Critique : Aime et fais ce que tu veux

Christophe Foltzer | 2 janvier 2014
Christophe Foltzer | 2 janvier 2014

Après Elles en 2011, voir Malgoska Szumowska revenir avec un sujet comme Aime et fais ce que tu veux n'est finalement pas une surprise. Réflexion sur l'amour, la passion, la place des sentiments face à la morale (religieuse en l'occurrence), Aime... part d'un postulat plus qu'intéressant parce que finalement peu traité au cinéma de nos jours : la vie sexuelle du clergé. Evacuons tout de suite les clichés, puisqu'il ne s'agira pas ici de gars en soutanes se comptant fleurette ou de vieux curés tripotant des petits enfants. Simplement le récit d'un homme, Adam, prêtre sur le tard, dont la vie n'a pas été facile, qui se prend d'affection pour un jeune rebelle de sa paroisse et qui tente, vaille que vaille, de vivre son homosexualité sans enfreindre son code moral. Entre dogmatisme et pulsionnel, l'équilibre ne sera pas facile à trouver.
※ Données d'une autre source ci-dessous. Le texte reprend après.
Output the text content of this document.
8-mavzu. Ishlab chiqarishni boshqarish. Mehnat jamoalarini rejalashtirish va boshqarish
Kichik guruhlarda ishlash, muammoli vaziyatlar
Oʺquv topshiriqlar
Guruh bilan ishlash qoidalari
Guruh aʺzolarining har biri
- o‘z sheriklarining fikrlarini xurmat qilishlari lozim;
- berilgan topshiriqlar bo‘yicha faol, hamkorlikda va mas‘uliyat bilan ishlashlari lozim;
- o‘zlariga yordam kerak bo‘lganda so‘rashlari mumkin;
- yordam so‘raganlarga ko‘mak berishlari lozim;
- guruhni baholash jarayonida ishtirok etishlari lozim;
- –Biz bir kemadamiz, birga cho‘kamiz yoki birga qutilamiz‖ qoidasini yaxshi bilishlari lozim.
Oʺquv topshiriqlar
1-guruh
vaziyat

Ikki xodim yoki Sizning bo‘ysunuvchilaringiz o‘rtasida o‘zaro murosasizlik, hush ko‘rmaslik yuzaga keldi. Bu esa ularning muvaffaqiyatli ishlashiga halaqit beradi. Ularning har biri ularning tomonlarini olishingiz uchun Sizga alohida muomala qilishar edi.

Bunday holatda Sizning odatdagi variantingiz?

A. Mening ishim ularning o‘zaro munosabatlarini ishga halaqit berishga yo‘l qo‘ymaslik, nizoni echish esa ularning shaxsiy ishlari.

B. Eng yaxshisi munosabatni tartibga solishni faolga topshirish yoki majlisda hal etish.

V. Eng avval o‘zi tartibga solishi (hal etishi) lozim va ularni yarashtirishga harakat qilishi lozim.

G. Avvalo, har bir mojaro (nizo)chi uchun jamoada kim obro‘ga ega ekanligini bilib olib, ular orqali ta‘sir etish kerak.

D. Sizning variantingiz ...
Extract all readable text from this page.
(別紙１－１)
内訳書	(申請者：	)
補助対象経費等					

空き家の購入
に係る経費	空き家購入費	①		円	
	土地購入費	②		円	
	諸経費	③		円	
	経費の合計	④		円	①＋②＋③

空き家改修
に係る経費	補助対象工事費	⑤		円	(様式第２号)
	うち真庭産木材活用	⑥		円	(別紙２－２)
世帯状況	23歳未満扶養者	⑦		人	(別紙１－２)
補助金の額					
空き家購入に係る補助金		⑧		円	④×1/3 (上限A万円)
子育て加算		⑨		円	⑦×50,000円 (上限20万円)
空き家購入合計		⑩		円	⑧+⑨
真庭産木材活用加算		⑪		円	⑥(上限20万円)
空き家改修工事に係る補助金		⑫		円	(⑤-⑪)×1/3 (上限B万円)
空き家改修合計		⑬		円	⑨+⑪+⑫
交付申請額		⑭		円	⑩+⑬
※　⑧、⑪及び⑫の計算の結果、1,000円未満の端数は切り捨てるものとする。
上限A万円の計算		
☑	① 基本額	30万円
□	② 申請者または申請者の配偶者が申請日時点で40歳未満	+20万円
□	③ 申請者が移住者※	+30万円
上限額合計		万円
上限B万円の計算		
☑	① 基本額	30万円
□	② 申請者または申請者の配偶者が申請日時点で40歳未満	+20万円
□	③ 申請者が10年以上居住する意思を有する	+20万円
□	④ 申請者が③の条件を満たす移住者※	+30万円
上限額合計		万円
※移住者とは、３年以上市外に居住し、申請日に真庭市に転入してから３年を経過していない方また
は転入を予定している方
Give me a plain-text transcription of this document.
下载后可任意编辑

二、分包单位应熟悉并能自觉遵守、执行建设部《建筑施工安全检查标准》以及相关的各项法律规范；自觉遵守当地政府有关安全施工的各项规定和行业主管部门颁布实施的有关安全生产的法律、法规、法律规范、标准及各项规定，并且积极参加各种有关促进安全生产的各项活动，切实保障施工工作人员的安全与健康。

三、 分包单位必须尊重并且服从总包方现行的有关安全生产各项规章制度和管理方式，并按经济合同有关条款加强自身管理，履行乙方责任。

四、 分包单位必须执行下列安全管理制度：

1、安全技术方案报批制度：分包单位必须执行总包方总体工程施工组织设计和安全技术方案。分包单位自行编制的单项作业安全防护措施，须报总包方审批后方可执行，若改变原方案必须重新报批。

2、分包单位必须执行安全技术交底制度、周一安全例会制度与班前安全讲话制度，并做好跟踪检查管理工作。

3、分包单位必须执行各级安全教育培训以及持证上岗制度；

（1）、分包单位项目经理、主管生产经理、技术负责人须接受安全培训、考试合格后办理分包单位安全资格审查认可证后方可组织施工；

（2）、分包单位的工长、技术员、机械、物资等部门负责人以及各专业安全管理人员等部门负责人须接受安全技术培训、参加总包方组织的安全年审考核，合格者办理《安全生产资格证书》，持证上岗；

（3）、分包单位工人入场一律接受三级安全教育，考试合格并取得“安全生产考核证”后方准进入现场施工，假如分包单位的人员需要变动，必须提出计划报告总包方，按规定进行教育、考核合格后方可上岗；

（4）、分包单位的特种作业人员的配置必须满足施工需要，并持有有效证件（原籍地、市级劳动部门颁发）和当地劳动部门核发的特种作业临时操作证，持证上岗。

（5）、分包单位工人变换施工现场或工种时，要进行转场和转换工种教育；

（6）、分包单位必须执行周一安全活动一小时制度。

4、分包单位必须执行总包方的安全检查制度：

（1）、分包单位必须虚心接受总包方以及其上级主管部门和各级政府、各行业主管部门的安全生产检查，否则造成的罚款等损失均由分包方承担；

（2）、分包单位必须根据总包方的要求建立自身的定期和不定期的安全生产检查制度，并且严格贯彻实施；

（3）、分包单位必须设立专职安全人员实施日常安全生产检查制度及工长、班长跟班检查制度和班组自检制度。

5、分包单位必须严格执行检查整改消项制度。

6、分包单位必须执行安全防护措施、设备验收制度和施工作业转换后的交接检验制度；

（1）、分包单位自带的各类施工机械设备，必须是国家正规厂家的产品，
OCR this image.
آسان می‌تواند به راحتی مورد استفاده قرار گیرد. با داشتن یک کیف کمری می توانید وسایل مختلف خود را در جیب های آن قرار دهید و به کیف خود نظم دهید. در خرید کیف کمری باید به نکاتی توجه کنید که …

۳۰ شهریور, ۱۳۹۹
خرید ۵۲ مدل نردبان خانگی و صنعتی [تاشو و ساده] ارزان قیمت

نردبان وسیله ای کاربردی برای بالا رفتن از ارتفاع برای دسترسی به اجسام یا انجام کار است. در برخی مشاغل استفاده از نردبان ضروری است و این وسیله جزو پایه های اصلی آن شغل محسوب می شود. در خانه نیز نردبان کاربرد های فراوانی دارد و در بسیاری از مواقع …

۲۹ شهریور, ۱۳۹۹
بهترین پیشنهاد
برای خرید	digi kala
Cette notion d'équilibre vaut aussi pour le film puisque, au final, Aime et fais ce que tu veux se révèle bien bancal. Outre de gros problèmes de rythme qui plombent énormément le film, le scénario souffre de sacrés soucis de cohérence, de personnages peu exploités, de confusion embarrassante. En effet, la relation entre Adam et le jeune homme n'est finalement jamais totalement exploitée, il ne se passe pas grand-chose entre eux et il est donc bien difficile de croire que ce jeune éphèbe ait des sentiments pour le prêtre. Nombre de séquences sont consacrées à des péripéties annexes qui, si elles enrichissent la thématique générale, n'ont que peu d'intérêt pour la dramaturgie du scénario, entraînant ainsi de curieux raccourcis et des méprises concernant certains personnages secondaires (difficile de savoir qui est qui au final). La scène de procession est à ce titre emblématique de cette non-maîtrise : un long défilé sur fond de musique pop dont l'intérêt est évident mais dont la durée, exagérée, fait perdre le fil et achève un spectateur déjà bien circonspect. Et ce n'est pas le plan final qui soufflera le public tant il est mal préparé (impossible d'être touché quand on ne connait pas vraiment le personnage concerné et qu'on n'y est pas connecté émotionnellement).

Pourtant, Aime et fais ce que tu veux est loin d'être un navet. Techniquement, le film se tient de bout en bout, il offre au public une photographie magnifique et une ambiance minimaliste alternant le froid et le chaud de façon efficace et bienvenue. Le casting est plus que convaincant. Andrzej Chyra est excellent dans le rôle du prêtre, sensible, torturé, fou mais généreux et bienveillant. Face à lui, Mateusz Kosciukiewicz convainc forcément moins dans son rôle de jeune éphèbe. Son personnage n'étant pas suffisamment écrit pour en faire un partenaire à la hauteur, il faut quand même reconnaître à l'acteur un talent évident pour nous le rendre crédible lors de rares moments de grâce.

Aime et fais ce que tu veux, malgré tous ces défauts et un ennui progressif à mesure qu'avance une histoire finalement cousue de fil blanc, mérite néanmoins qu'on s'y intéresse, ne serait-ce que pour son sujet ou la sensibilité formelle dont fait preuve la réalisatrice.